The interesting thing is that when Black people vote, all voters benefit. We vote for change that will help everyone. A living wage, health insurance, criminal justice reform, and affordable housing are all things that every American citizen benefit from. When black votes are suppressed, only the privileged and elite benefit.
Two Republican governors have signed into law these regressive voting laws, under the guise that they protect the integrity of elections. Governor Kim Reynolds of Iowa signed into law a bill that cut the states early voting period from 29-days to 20-days, and polls on election day will close an hour earlier. Absentee ballots must be received by the night of election to be counted. Previously, ballots had to be postmarked the day before the election and given until the following Monday to be received by county auditors. The law stripped county auditors of their discretion in running elections in their counties. It also limits who can return a voter’s absentee ballot and allows county to only have one ballot drop box at the auditors office.
Georgia Governor Brian Kemp signed an even more egregious voter suppression law. The bill passed the house, senate and signed by the governor all in one day. Signing the bill behind closed doors, with only white men as a witness, with a picture of a former slave plantation was fitting optics of what this law represents.
The bill takes authority from local elected officials and the Secretary of State and gives it to the legislatures. It restricts the number of drop boxes that a county can have. It requires a voted ID for mail-in ballots. It reduces the time for run-off elections, and it makes it illegal to give someone waiting in line food or water within 150 feet of a polling place.
The 15th amendment made it illegal to deny a person (male) the right to vote on the basis of race, ethnicity, or previously being enslaved. However, Jim Crow Laws were designed to circumvent this right for Black citizens. They instituted poll tax, literacy test, and the grandfather clause. The grandfather clause was passed by seven southern states during Reconstruction to deny suffrage to Black people. Anyone who had engaged in the right to vote prior to 1867or their direct descendants would be exempt from educational, property, or tax requirements for voting.
The Voting Rights Act (VRA) is slowly being stripped, beginning with the Supreme Court’s gutting of section 5’s preclearance requirement in 2013. This session the Supreme court will rule on two Arizona Voting policies that are in direct violation of section 2 of the VRA. It prohibits practices that discriminate on the basis of race, color, and membership in one of the minority groups that is spelled out in the VRA.
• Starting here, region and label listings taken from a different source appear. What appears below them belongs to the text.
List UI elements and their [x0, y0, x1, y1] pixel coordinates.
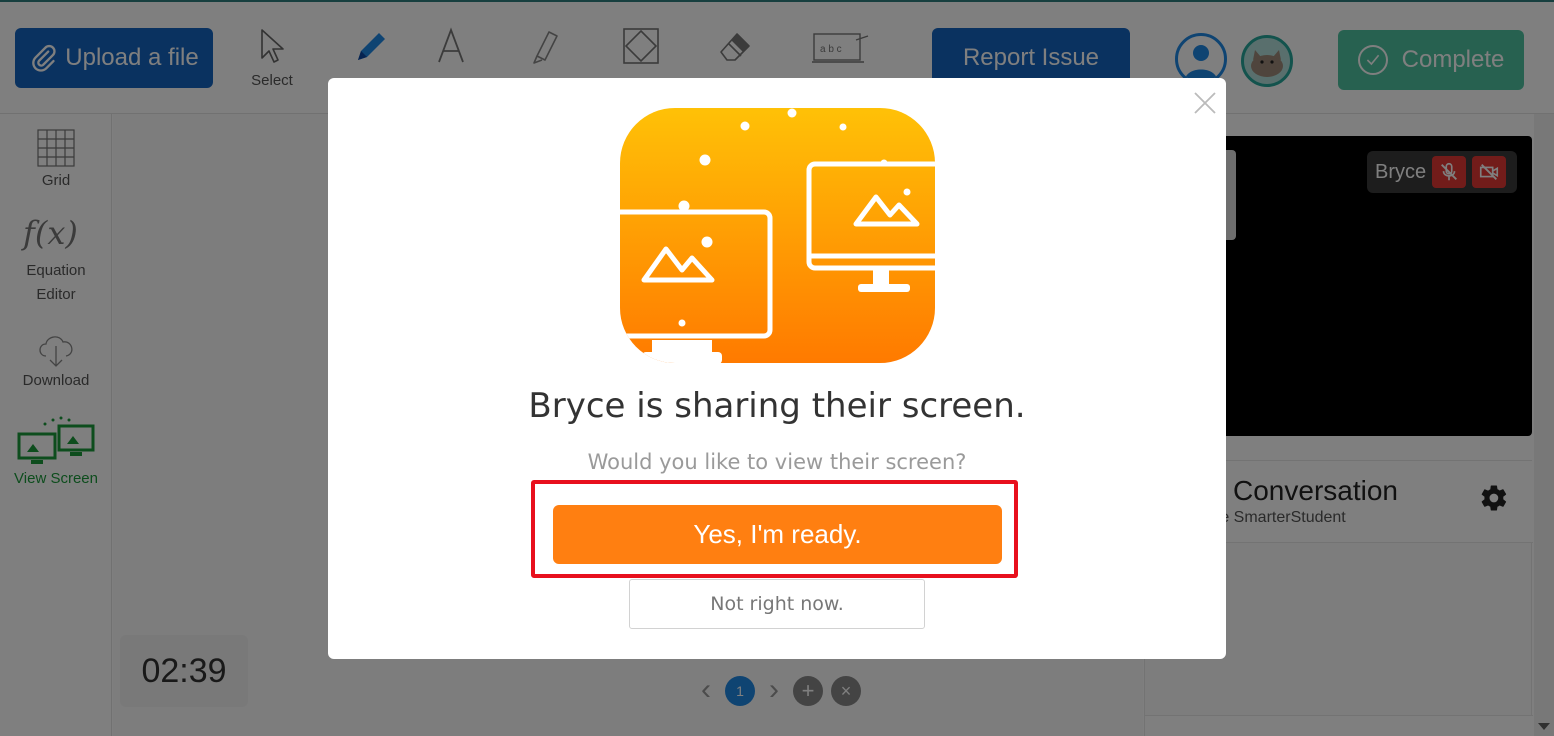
- screen-share-modal: Bryce is sharing their screen. Would you…: [328, 78, 1226, 659]
- screen-share-illustration: [620, 108, 935, 363]
- modal-title: Bryce is sharing their screen.: [528, 386, 1026, 426]
- decline-view-button[interactable]: Not right now.: [629, 579, 925, 629]
- modal-subtitle: Would you like to view their screen?: [587, 450, 967, 474]
- confirm-view-button[interactable]: Yes, I'm ready.: [553, 505, 1002, 564]
- close-icon[interactable]: [1192, 90, 1218, 116]
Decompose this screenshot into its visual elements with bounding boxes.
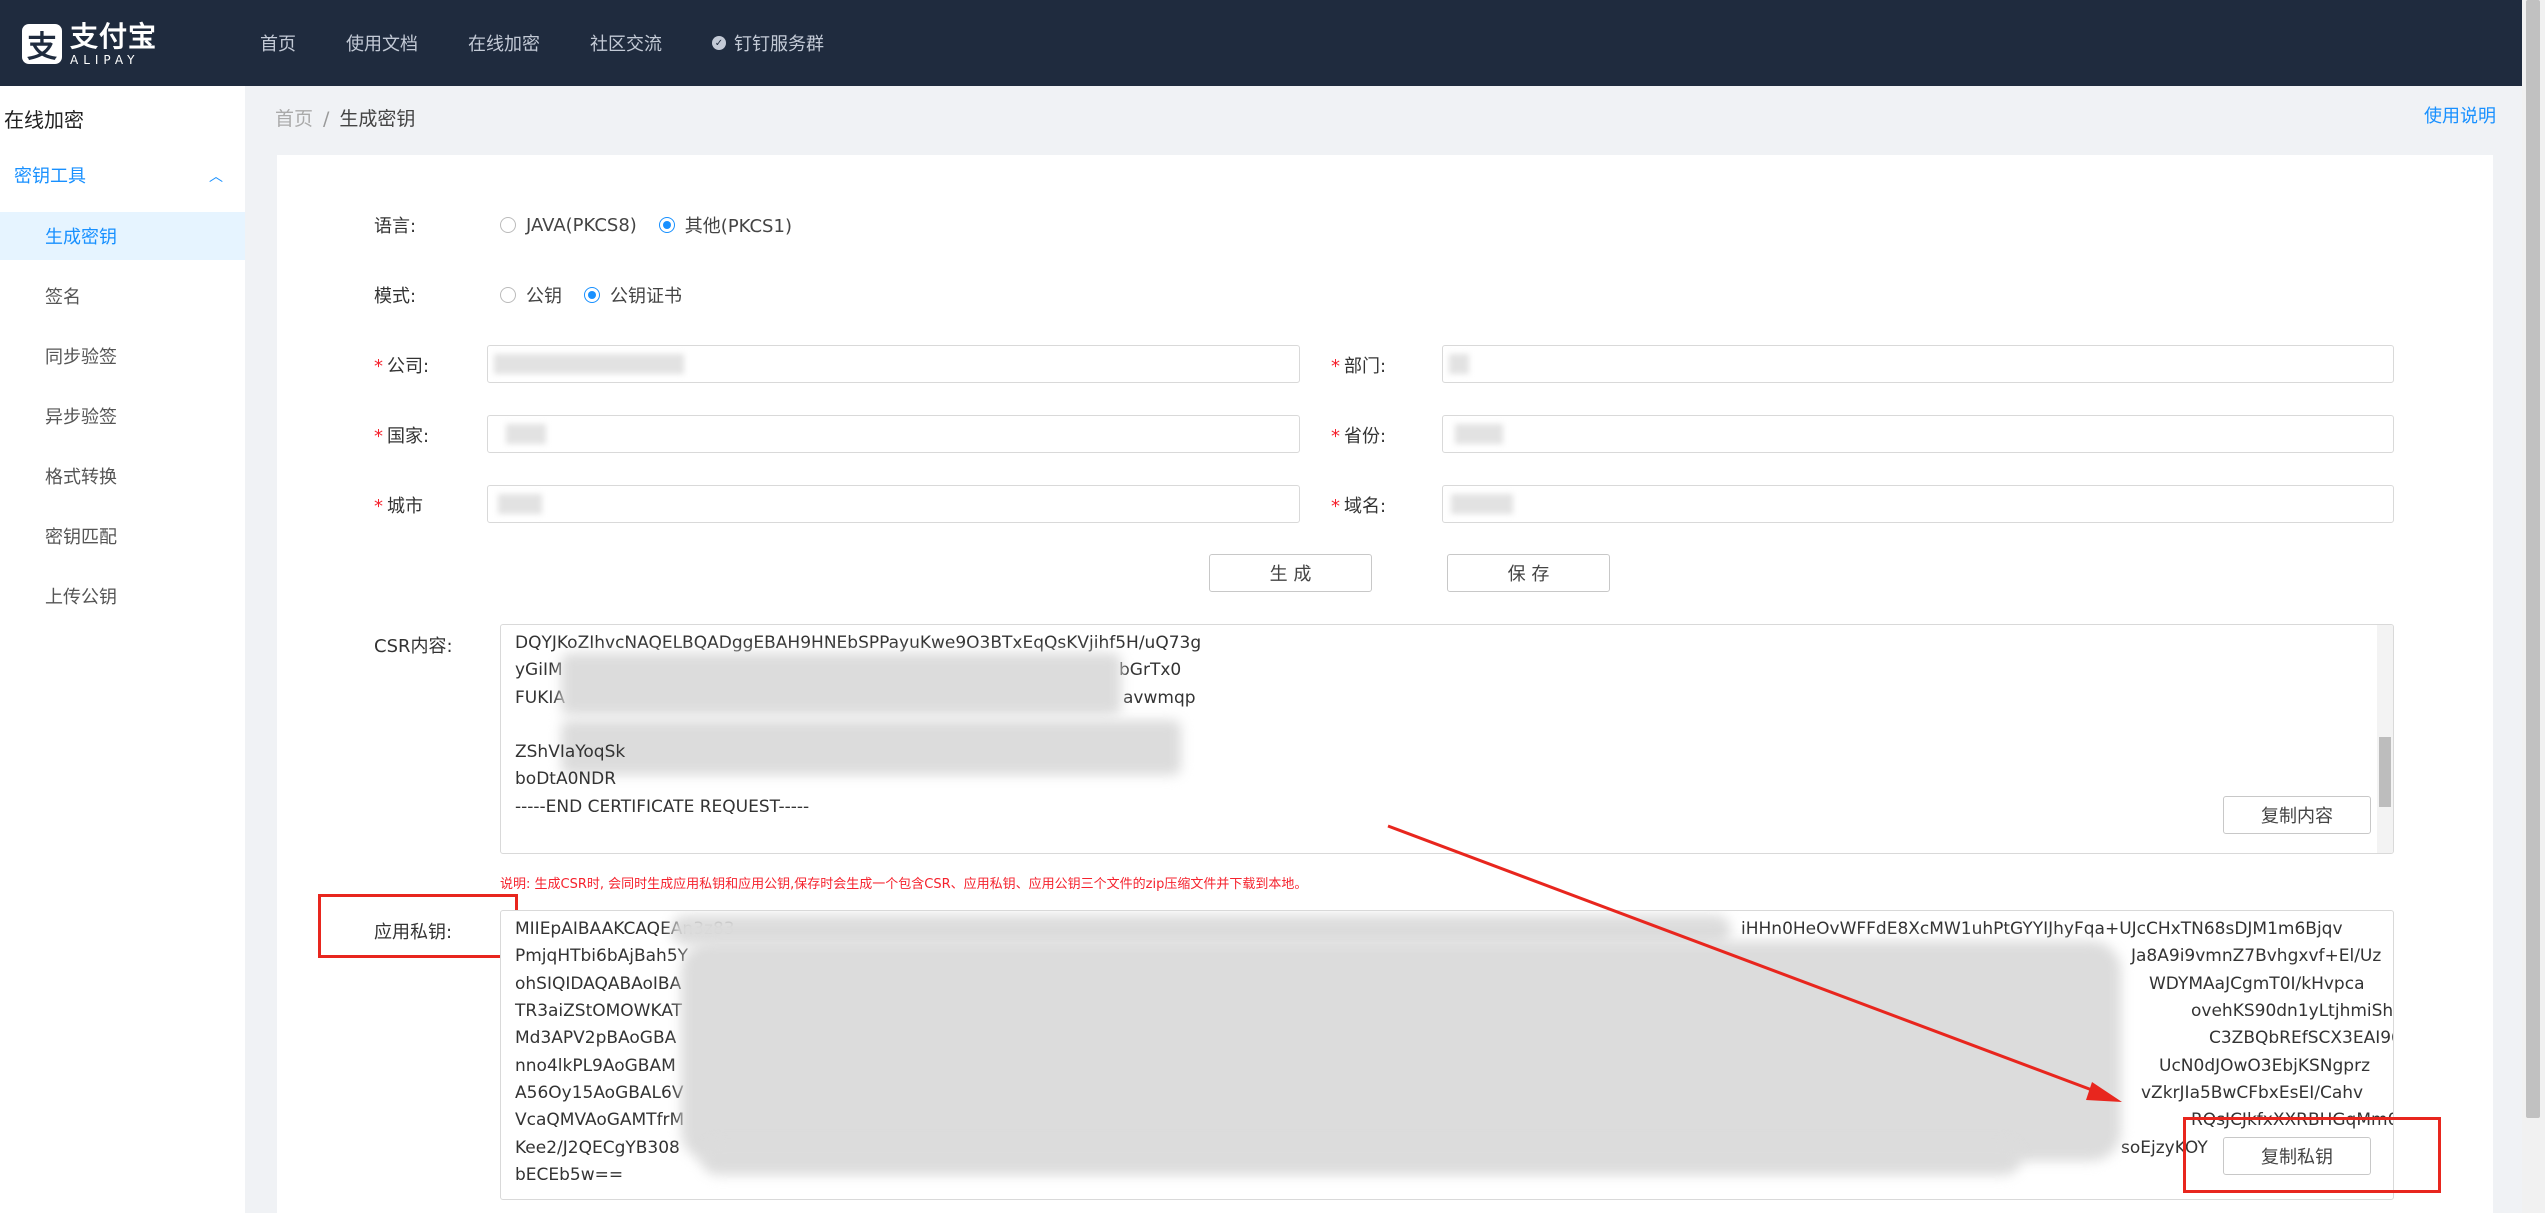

We must actively fight against these Jim Crow 2.0 tactics. It is imperative that the US Congress passes the John Lewis Voting Rights Advancement Act, which will restore section 5 of the VRA and keep section 2 intact. Our voice is needed; we cannot allow people whose only interest in running for office is to control power and keep it in the hands of white men.
This is why I must keep writing, keep agitating, and reminding all of us what is at stake. In that same March 25, 1965 speech, Dr. Martin King Jr. said, “How long? Not long, because the arc of the moral universe is long, but it bends toward justice.”